In April an international team announced that it had found a brown dwarf just nine light-years away, the closest one ever detected. That dwarf is also the coolest starlike body ever observed, with a temperature of just 350 degrees Fahrenheit, more suitable for baking cookies than fusing hydrogen. Caltech astronomer Davy Kirkpatrick, who works on related research, says that brown dwarfs like this one seem to have compositions similar to those of the giant planets detected orbiting faraway stars. Such planets are difficult to study directly, so data from dwarfs might serve as a stand-in, helping astronomers model planet formation. “It’s hard to observe exoplanets because there’s a star in the way,” he says, “but brown dwarfs are very similar, and you can see them in isolation.”
Penn State astronomer Kevin Luhman has already unearthed some surprises in his observations of brown dwarf systems.

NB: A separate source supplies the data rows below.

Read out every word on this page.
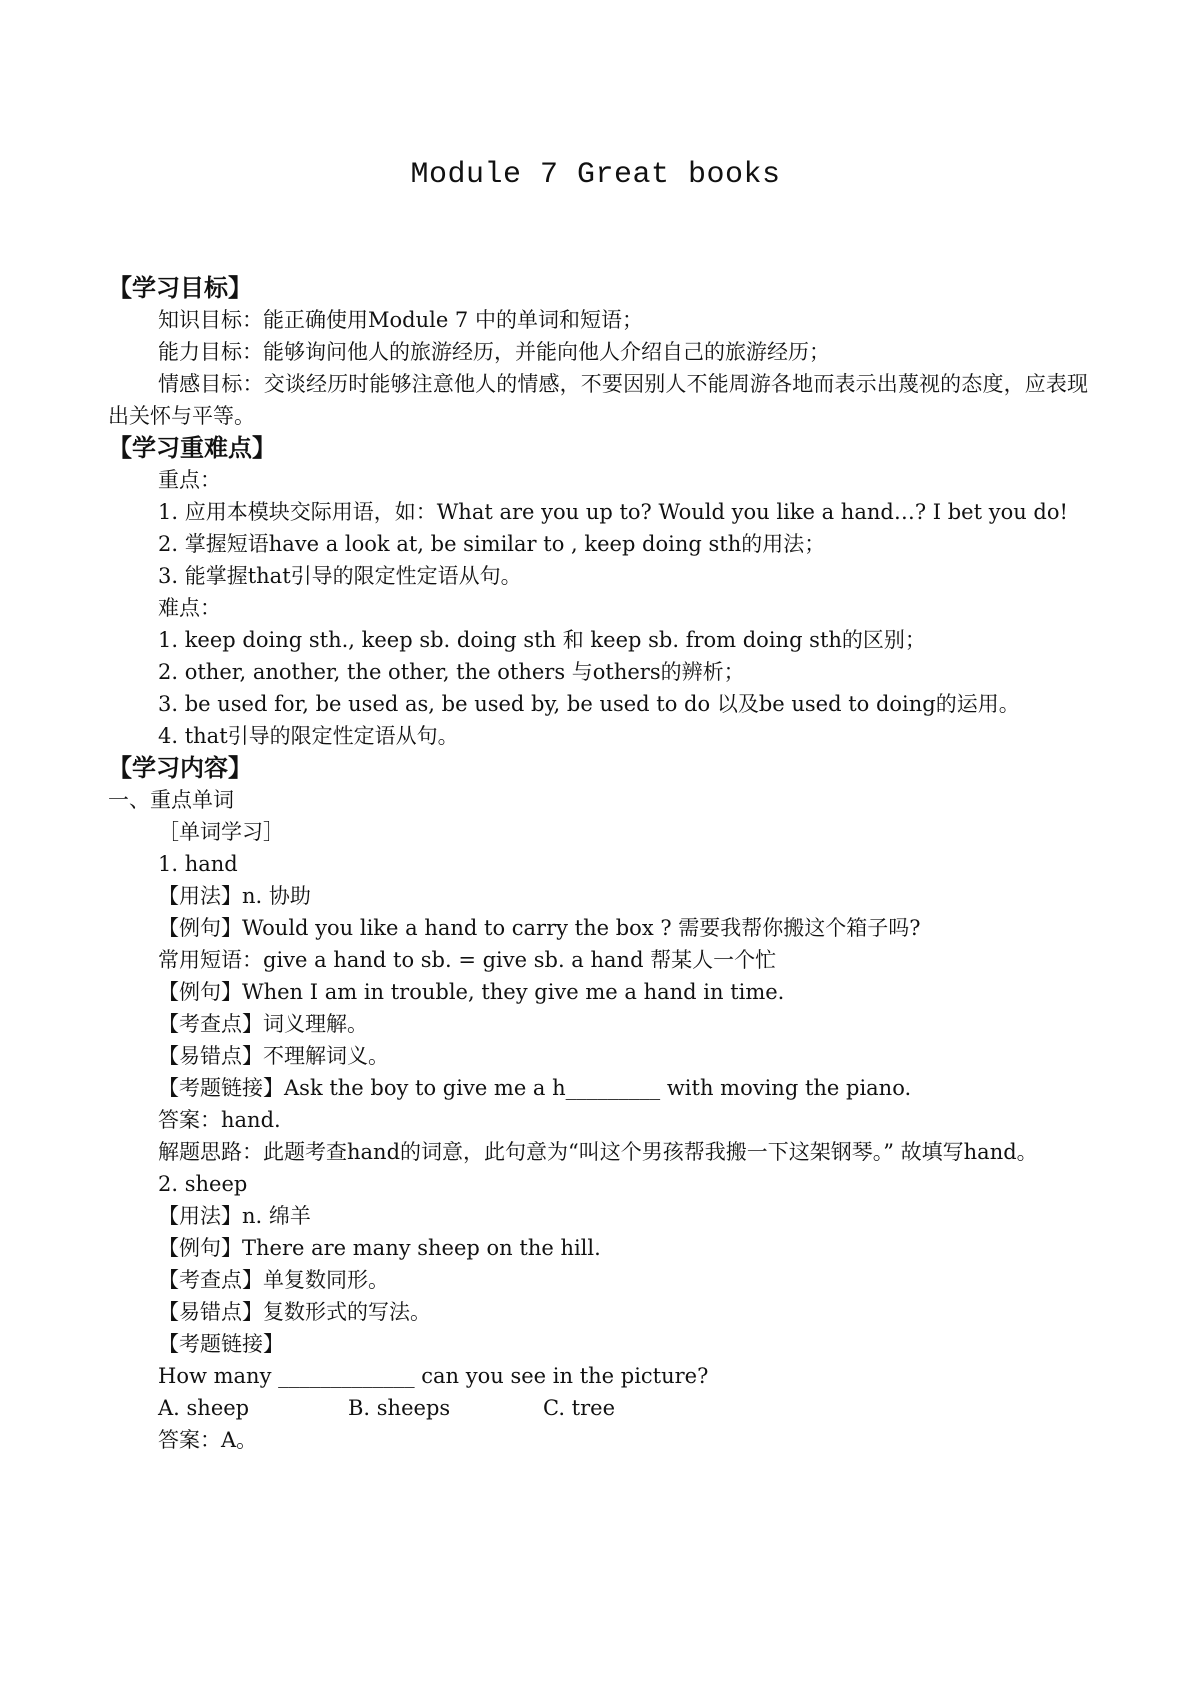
Module 7 Great books
【学习目标】
知识目标：能正确使用Module 7 中的单词和短语；
能力目标：能够询问他人的旅游经历，并能向他人介绍自己的旅游经历；
情感目标：交谈经历时能够注意他人的情感，不要因别人不能周游各地而表示出蔑视的态度，应表现出关怀与平等。
【学习重难点】
重点：
1. 应用本模块交际用语，如：What are you up to? Would you like a hand…? I bet you do!
2. 掌握短语have a look at, be similar to , keep doing sth的用法；
3. 能掌握that引导的限定性定语从句。
难点：
1. keep doing sth., keep sb. doing sth 和 keep sb. from doing sth的区别；
2. other, another, the other, the others 与others的辨析；
3. be used for, be used as, be used by, be used to do 以及be used to doing的运用。
4. that引导的限定性定语从句。
【学习内容】
一、重点单词
［单词学习］
1. hand
【用法】n. 协助
【例句】Would you like a hand to carry the box ? 需要我帮你搬这个箱子吗?
常用短语：give a hand to sb. = give sb. a hand 帮某人一个忙
【例句】When I am in trouble, they give me a hand in time.
【考查点】词义理解。
【易错点】不理解词义。
【考题链接】Ask the boy to give me a h_________ with moving the piano.
答案：hand.
解题思路：此题考查hand的词意，此句意为“叫这个男孩帮我搬一下这架钢琴。” 故填写hand。
2. sheep
【用法】n. 绵羊
【例句】There are many sheep on the hill.
【考查点】单复数同形。
【易错点】复数形式的写法。
【考题链接】
How many _____________ can you see in the picture?
A. sheep	B. sheeps	C. tree
答案：A。
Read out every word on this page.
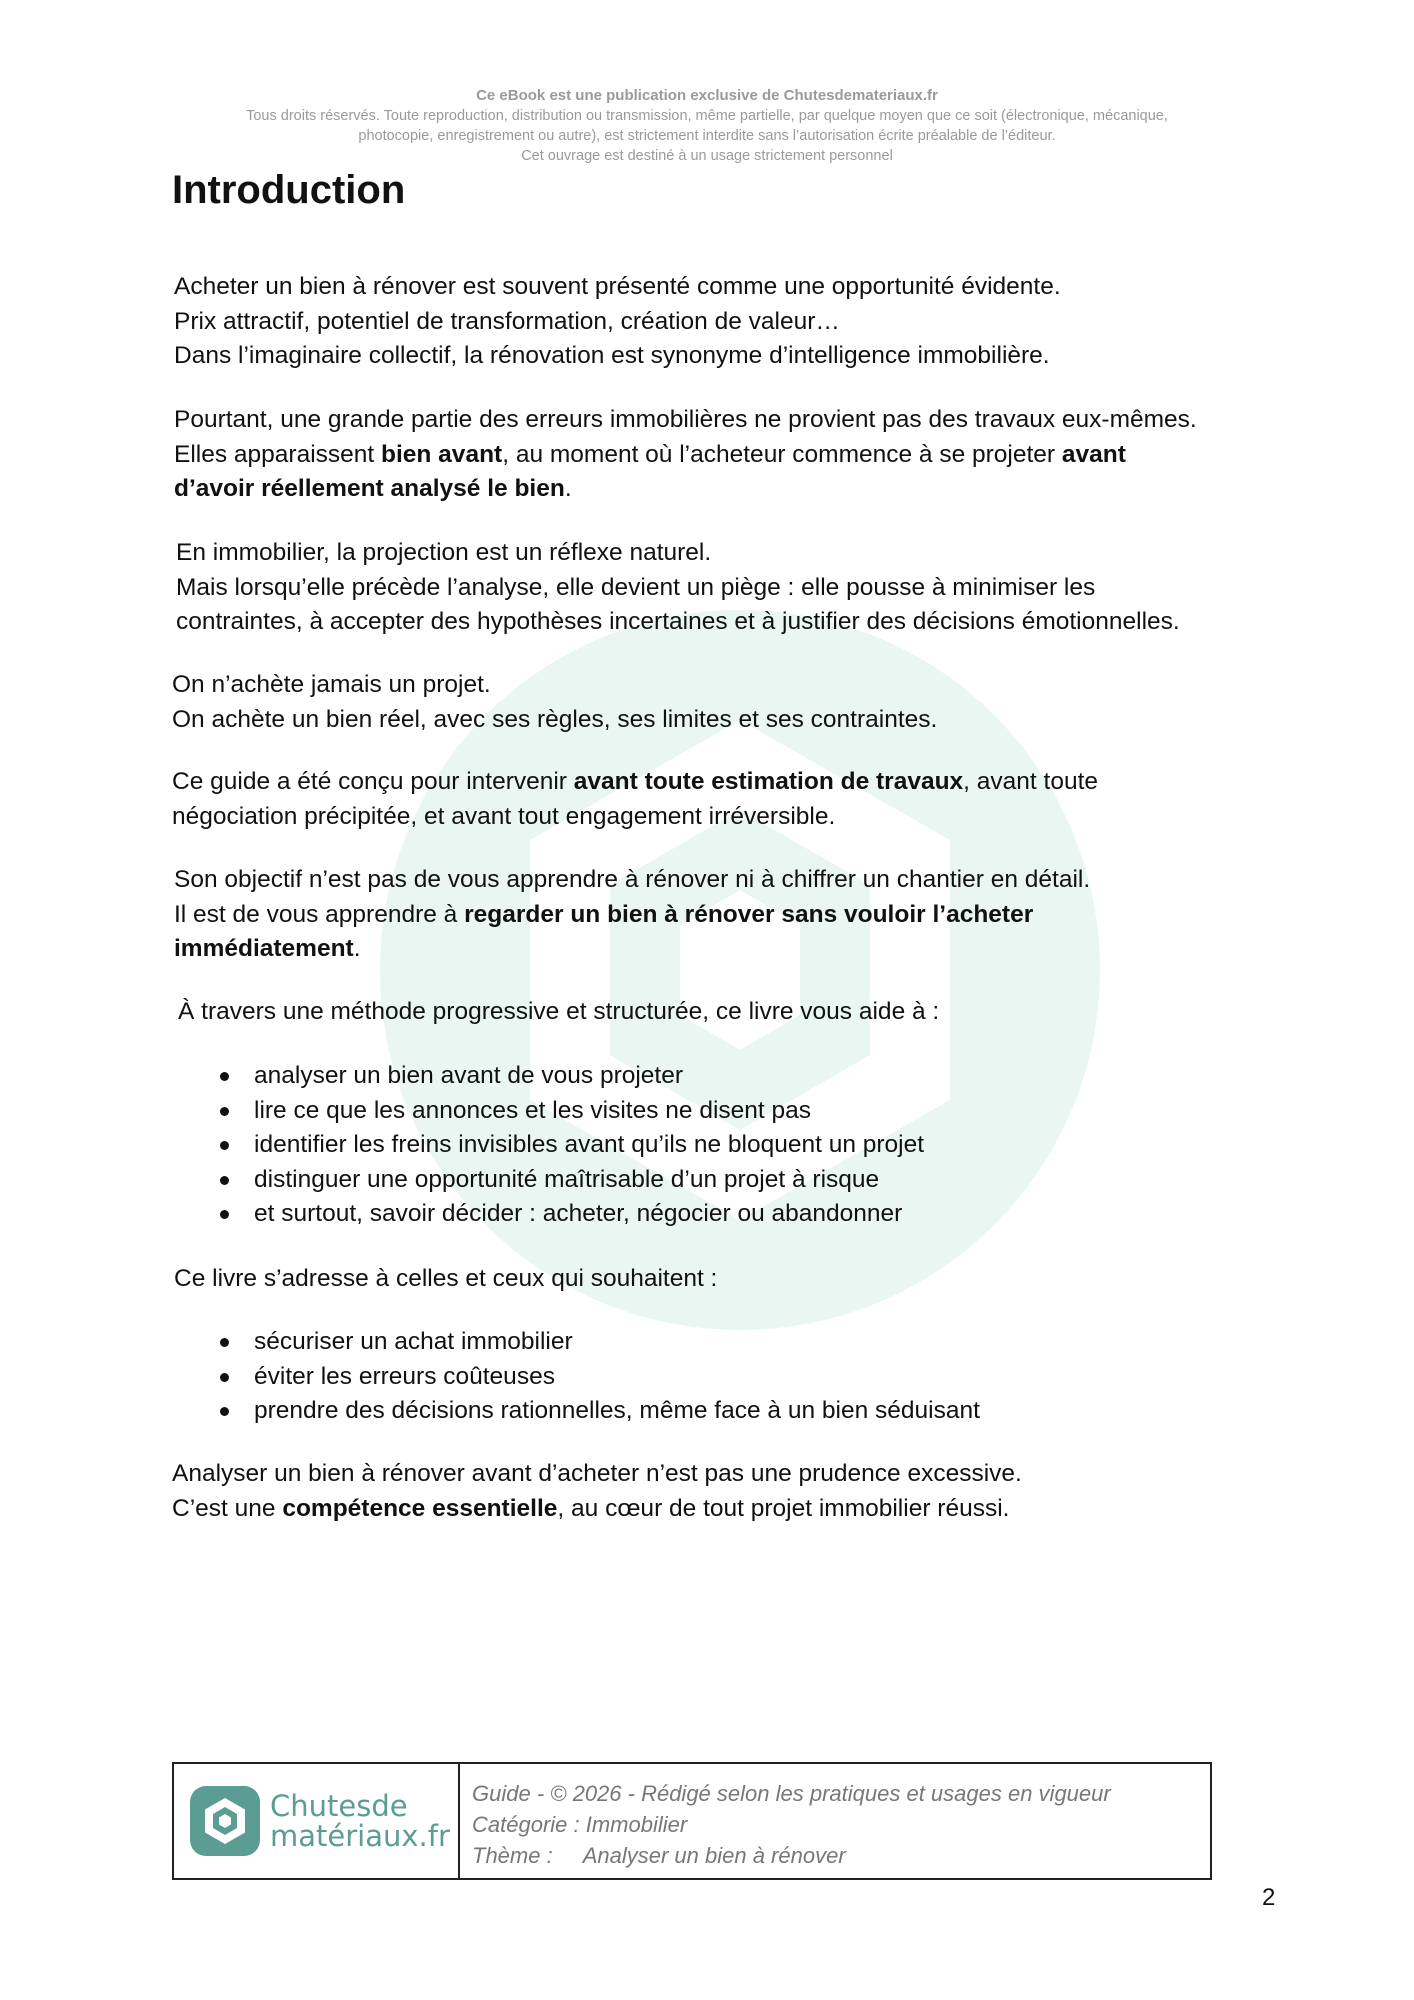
Ce eBook est une publication exclusive de Chutesdemateriaux.fr
Tous droits réservés. Toute reproduction, distribution ou transmission, même partielle, par quelque moyen que ce soit (électronique, mécanique,
photocopie, enregistrement ou autre), est strictement interdite sans l’autorisation écrite préalable de l’éditeur.
Cet ouvrage est destiné à un usage strictement personnel
Introduction

Acheter un bien à rénover est souvent présenté comme une opportunité évidente.
Prix attractif, potentiel de transformation, création de valeur…
Dans l’imaginaire collectif, la rénovation est synonyme d’intelligence immobilière.

Pourtant, une grande partie des erreurs immobilières ne provient pas des travaux eux-mêmes.
Elles apparaissent bien avant, au moment où l’acheteur commence à se projeter avant
d’avoir réellement analysé le bien.

En immobilier, la projection est un réflexe naturel.
Mais lorsqu’elle précède l’analyse, elle devient un piège : elle pousse à minimiser les
contraintes, à accepter des hypothèses incertaines et à justifier des décisions émotionnelles.

On n’achète jamais un projet.
On achète un bien réel, avec ses règles, ses limites et ses contraintes.

Ce guide a été conçu pour intervenir avant toute estimation de travaux, avant toute
négociation précipitée, et avant tout engagement irréversible.

Son objectif n’est pas de vous apprendre à rénover ni à chiffrer un chantier en détail.
Il est de vous apprendre à regarder un bien à rénover sans vouloir l’acheter
immédiatement.

À travers une méthode progressive et structurée, ce livre vous aide à :

analyser un bien avant de vous projeter
lire ce que les annonces et les visites ne disent pas
identifier les freins invisibles avant qu’ils ne bloquent un projet
distinguer une opportunité maîtrisable d’un projet à risque
et surtout, savoir décider : acheter, négocier ou abandonner

Ce livre s’adresse à celles et ceux qui souhaitent :

sécuriser un achat immobilier
éviter les erreurs coûteuses
prendre des décisions rationnelles, même face à un bien séduisant

Analyser un bien à rénover avant d’acheter n’est pas une prudence excessive.
C’est une compétence essentielle, au cœur de tout projet immobilier réussi.

Chutesde
matériaux.fr
Guide - © 2026 - Rédigé selon les pratiques et usages en vigueur
Catégorie : Immobilier
Thème : Analyser un bien à rénover
2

In May his team spotted a planet-size object (its exact classification is still uncertain) orbiting a brown dwarf that is only a million years old; in contrast, Earth needed at least 10 million years to coalesce, suggesting that “nature has two very different ways of making small companions to stars,” Luhman says. Whereas Earth is thought to have formed by the gradual gravitational accretion of material long after the sun formed, the brown dwarf and its consort may have formed almost simultaneously. Other astronomers are examining the smallest known brown dwarfs—which are around 10 times as massive as Jupiter—to determine the minimum mass needed for gravity to pull a pocket of gas and dust together to form a star.
Nearly 1,000 brown dwarfs have been spotted so far, and a survey by the recently launched WISE (Wide-field Infrared Survey Explorer) satellite should soon give astronomers thousands more such objects to study.